Дневник горнорабочего - страница 17
Полсмены валяли дурака на поверхности, другие полсмены зачищали уклон. Горбатые в очередной раз сломали комбайн (какая–то черная полоса у них!), но я этому только рад.
Ох, ну и смена была! Я выдержал настоящий бой с пересыпом. Причем в этом бою не победить ни силой, ни умом, ни хитростью. Только тупым упорством робота, бесчисленным повторением движений. Набрал товар, потянул лопату на себя, высыпал на конвейер. И так бесконечно. Одну смену я выдержал, но завтра еще одна, а потом еще — до самого 11‑го числа, до сессии. Или я стану очень сильным, или умру, на ой, на этой лопате.
Встали ленты — как я люблю эти проблемы КС-ников, их головную боль! Стоят ленты — стоим и мы, точнее, лежим. Не слышно ударов клевака, грохота конвейера, даже по селектору никто не переговаривается. Все спят. Пожевав жесткого сала, что положила жена на тормозок, я залег на своем топчане. Спал и мерз, а копейки со звоном сыпались в мою сверку. Каждая минута моего пребывания под землей оплачивается государством. Только денег у меня нет, и уже давно.
На шахте им. газеты «Известия» комбайнера порубало в куски. Что–то слишком густо стали ложиться снаряды.
Со своей дурацкой долей бороться с пересыпом я уже смирился и безропотно перелопачиваю вагоны товара, сыплющегося в духовку. Лишь изредка мечтаю об авариях и поломках.
По дороге к стволу коллеги рассказывали о малолетке (зоне для малолетних преступников — один из наших работяг в детстве отбывал). Красный цвет — нельзя, «Приму» курить нельзя (пачка красная), самолет пролетел — есть нельзя (звезды на крыльях), колбасу — нельзя (на ой похожа). В бане у каждого по два куска мыла и по два полотенца — для верхней половины тела и для нижней. И не дай бог перепутать. Короче, жуть.
Угадайте с 10 раз, что я нашел сегодня в шахте? В жизни не угадаете! Третий том собрания сочинений О’Генри. Какой–то мой предшественник–пересыпщик не пожалел книгу, взял в шахту. Читал, правда, аккуратно, не сильно испачкал. Сование носа за все рамы и затяжки приносит плоды не только в виде клеваков, наколенников и кабелей.
Приятное сообщение — я больше не шахтер. Целых две недели я буду студентом, забуду про лопату, ничего тяжелее ручки не подниму. Да здравствует умственный труд!
Стих. Называется «Шахтер». Безжалостно вырван мной из стенной газеты Профсоюза работников угольной промышленности и приобщен к другим перлам. Написал В. Ляхов.
Во как!
После смены звеном стояли во дворе, ждали автобус. К нам подошла грязная шахтная собака и тоскливо завыла.

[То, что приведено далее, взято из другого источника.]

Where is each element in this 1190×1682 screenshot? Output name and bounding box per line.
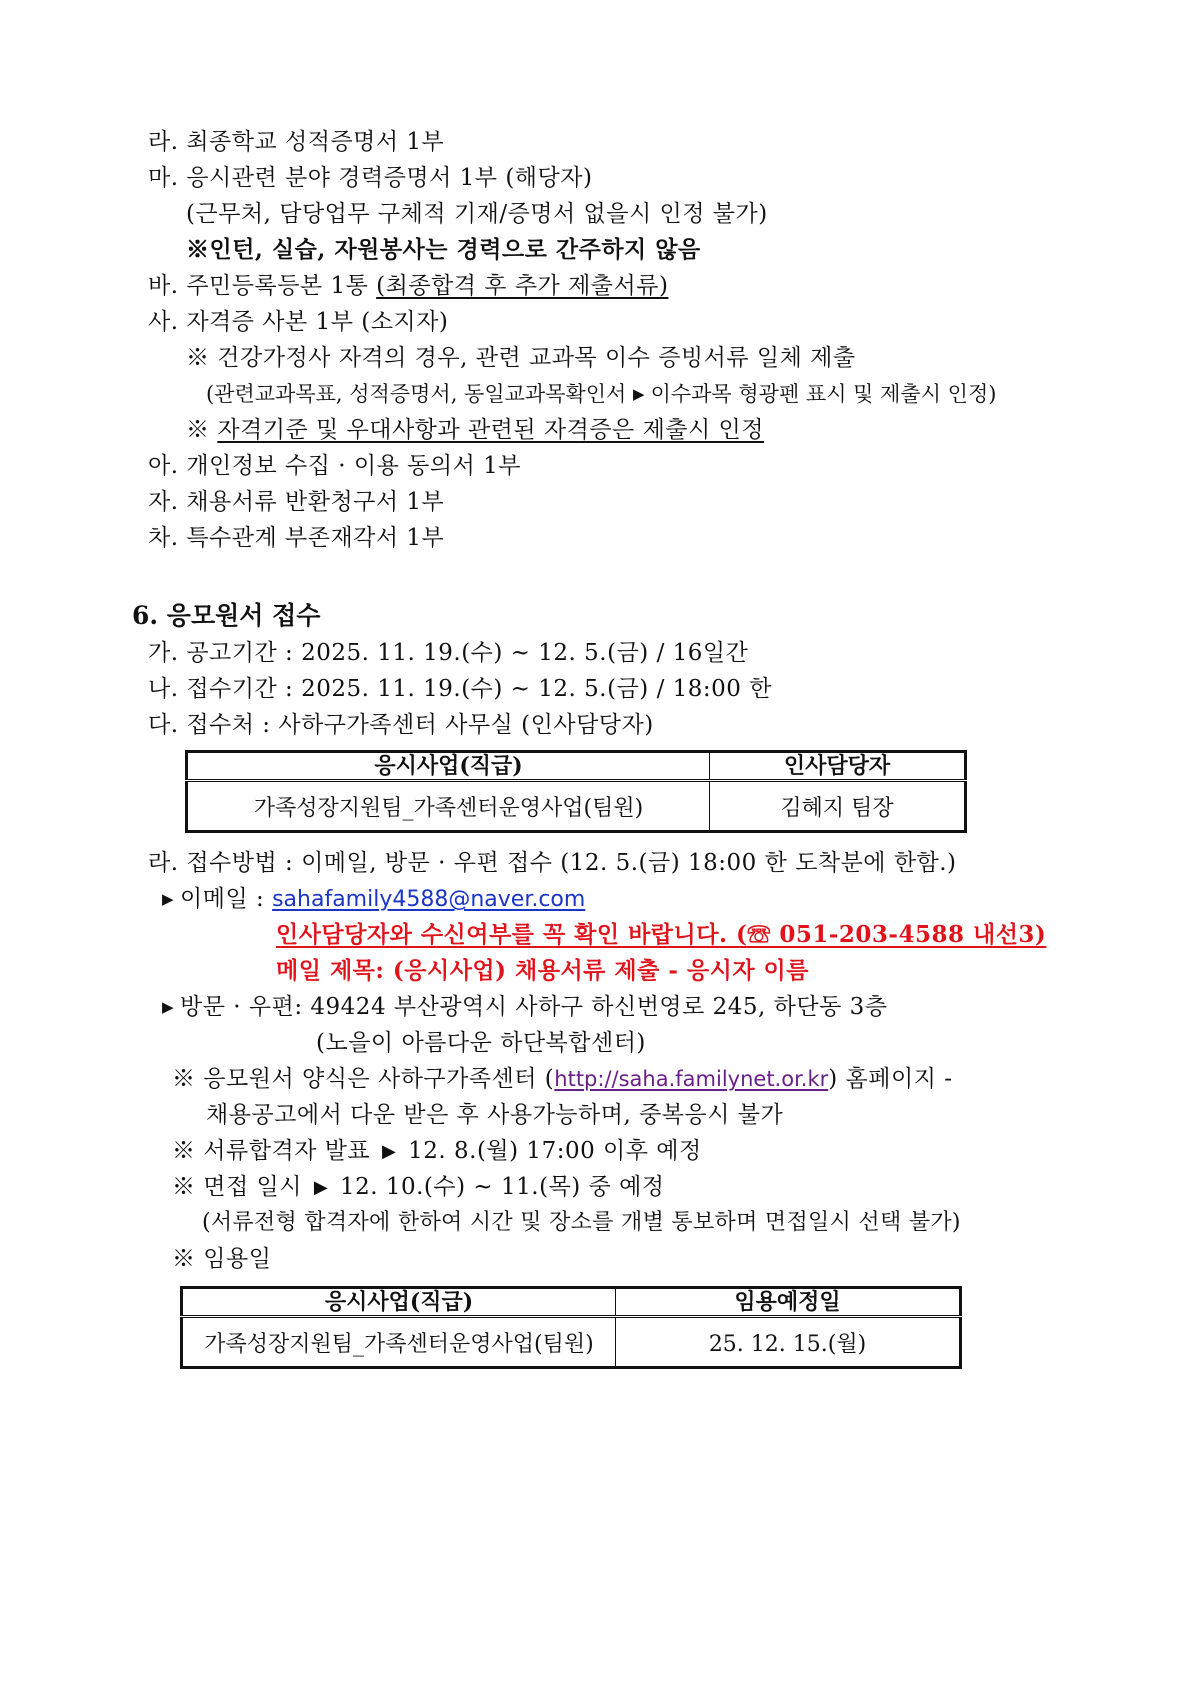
- email-confirm-note: 인사담당자와 수신여부를 꼭 확인 바랍니다. (☏ 051-203-4588 내선3): [276, 921, 1047, 948]
- career-cert-note: (근무처, 담당업무 구체적 기재/증명서 없을시 인정 불가): [186, 201, 768, 227]
- item-text: 응시관련 분야 경력증명서 1부 (해당자): [186, 165, 593, 191]
- section-6-title: 6. 응모원서 접수: [132, 601, 321, 630]
- triangle-right-icon: ▶: [313, 1177, 329, 1198]
- triangle-right-icon: ▶: [633, 385, 645, 403]
- notice-period: [148, 638, 748, 668]
- triangle-right-icon: ▶: [381, 1141, 397, 1162]
- hr-contact-table: [185, 750, 967, 833]
- appointment-note: ※ 임용일: [172, 1246, 272, 1272]
- table-row: [182, 1317, 961, 1368]
- email-line: [162, 884, 585, 915]
- result-date: 12. 8.(월) 17:00 이후 예정: [408, 1138, 702, 1164]
- table-cell: 25. 12. 15.(월): [616, 1317, 961, 1368]
- item-marker: 마.: [148, 165, 179, 191]
- triangle-right-icon: ▶: [162, 890, 175, 908]
- table-header-row: [187, 752, 966, 781]
- doc-item-ja: [148, 487, 444, 517]
- note-mark: ※: [186, 417, 210, 443]
- form-note-text: ※ 응모원서 양식은 사하구가족센터 (: [172, 1066, 555, 1092]
- application-place: [148, 710, 654, 740]
- item-text: 채용서류 반환청구서 1부: [186, 489, 445, 515]
- table-header-cell: 응시사업(직급): [182, 1288, 616, 1317]
- item-marker: 다.: [148, 712, 179, 738]
- email-link[interactable]: sahafamily4588@naver.com: [272, 887, 586, 912]
- doc-item-a: [148, 451, 521, 481]
- item-text: 최종학교 성적증명서 1부: [186, 129, 445, 155]
- application-form-note: [172, 1064, 953, 1094]
- course-docs-list: (관련교과목표, 성적증명서, 동일교과목확인서: [206, 382, 627, 406]
- visit-building: (노을이 아름다운 하단복합센터): [316, 1030, 646, 1056]
- item-text: 자격증 사본 1부 (소지자): [186, 309, 449, 335]
- item-text: 주민등록등본 1통: [186, 273, 377, 299]
- item-marker: 라.: [148, 850, 179, 876]
- certificate-acceptance-note: [186, 415, 764, 445]
- application-period: [148, 674, 772, 704]
- item-marker: 가.: [148, 640, 179, 666]
- item-text: 공고기간 : 2025. 11. 19.(수) ~ 12. 5.(금) / 16일간: [186, 640, 749, 666]
- interview-note: [172, 1172, 665, 1203]
- item-marker: 자.: [148, 489, 179, 515]
- application-method: [148, 848, 957, 878]
- item-text: 접수처 : 사하구가족센터 사무실 (인사담당자): [186, 712, 654, 738]
- table-row: [187, 781, 966, 832]
- item-text: 특수관계 부존재각서 1부: [186, 525, 445, 551]
- table-cell: 가족성장지원팀_가족센터운영사업(팀원): [187, 781, 710, 832]
- interview-label: ※ 면접 일시: [172, 1174, 302, 1200]
- table-cell: 가족성장지원팀_가족센터운영사업(팀원): [182, 1317, 616, 1368]
- result-label: ※ 서류합격자 발표: [172, 1138, 371, 1164]
- application-form-note-2: 채용공고에서 다운 받은 후 사용가능하며, 중복응시 불가: [206, 1102, 784, 1128]
- email-label: 이메일 :: [180, 886, 265, 912]
- email-subject-note: 메일 제목: (응시사업) 채용서류 제출 - 응시자 이름: [276, 957, 809, 984]
- table-header-cell: 응시사업(직급): [187, 752, 710, 781]
- triangle-right-icon: ▶: [162, 998, 175, 1016]
- interview-note-2: (서류전형 합격자에 한하여 시간 및 장소를 개별 통보하며 면접일시 선택 불가): [202, 1210, 961, 1235]
- item-marker: 나.: [148, 676, 179, 702]
- appointment-table: [180, 1286, 962, 1369]
- item-text: 개인정보 수집 · 이용 동의서 1부: [186, 453, 521, 479]
- table-header-row: [182, 1288, 961, 1317]
- doc-item-ra: [148, 127, 444, 157]
- doc-item-ba: [148, 271, 668, 301]
- visit-mail-line: [162, 992, 888, 1022]
- item-marker: 차.: [148, 525, 179, 551]
- item-text: 접수방법 : 이메일, 방문 · 우편 접수 (12. 5.(금) 18:00 한 도착분에 한함.): [186, 850, 957, 876]
- item-marker: 바.: [148, 273, 179, 299]
- item-marker: 라.: [148, 129, 179, 155]
- item-text: 접수기간 : 2025. 11. 19.(수) ~ 12. 5.(금) / 18:00 한: [186, 676, 772, 702]
- table-header-cell: 임용예정일: [616, 1288, 961, 1317]
- item-marker: 아.: [148, 453, 179, 479]
- interview-date: 12. 10.(수) ~ 11.(목) 중 예정: [339, 1174, 665, 1200]
- item-marker: 사.: [148, 309, 179, 335]
- document-result-note: [172, 1136, 702, 1167]
- homepage-link[interactable]: http://saha.familynet.or.kr: [554, 1067, 829, 1091]
- doc-item-sa: [148, 307, 448, 337]
- table-header-cell: 인사담당자: [710, 752, 966, 781]
- intern-exclusion-note: ※인턴, 실습, 자원봉사는 경력으로 간주하지 않음: [186, 236, 701, 263]
- family-counselor-note: ※ 건강가정사 자격의 경우, 관련 교과목 이수 증빙서류 일체 제출: [186, 345, 856, 371]
- form-note-text-end: ) 홈페이지 -: [828, 1066, 953, 1092]
- certificate-acceptance-text: 자격기준 및 우대사항과 관련된 자격증은 제출시 인정: [217, 417, 764, 443]
- visit-mail-address: 방문 · 우편: 49424 부산광역시 사하구 하신번영로 245, 하단동 3층: [180, 994, 888, 1020]
- course-docs-highlight: 이수과목 형광펜 표시 및 제출시 인정): [650, 382, 997, 406]
- table-cell: 김혜지 팀장: [710, 781, 966, 832]
- doc-item-cha: [148, 523, 444, 553]
- course-docs-note: [206, 379, 996, 409]
- final-pass-note: (최종합격 후 추가 제출서류): [376, 273, 669, 299]
- doc-item-ma: [148, 163, 592, 193]
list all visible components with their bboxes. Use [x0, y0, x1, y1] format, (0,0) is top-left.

— К покойнику, — сказал один. Другой пинком прогнал ее. Интересно, будет ли покойник? Я не кровожаден, просто любопытно, сбудется ли примета.
Пафосным стихом В. Ляхова навеяло.
Считается, что в шахте должно быть страшно. И бывает, когда вывозят очередного невезучего. А в остальное время — темно, грязно, холодно. И тяжело.
«Смелее, только и всего…» — это, пожалуй, относится только к ГРОЗам, самая опасная работа у них (пусть не обижаются проходчики, просто про их работу я ничего не знаю). А много ли смелости нужно, чтобы быть КС-ником, машинистом электровоза, стволовым? Да тем же самым пересыпщиком? Любой сможет.
А про ГРОЗов я пока не могу сказать — смелее они, дурнее или им больше других деньги нужны. Вот переведусь в лаву, тогда узнаю.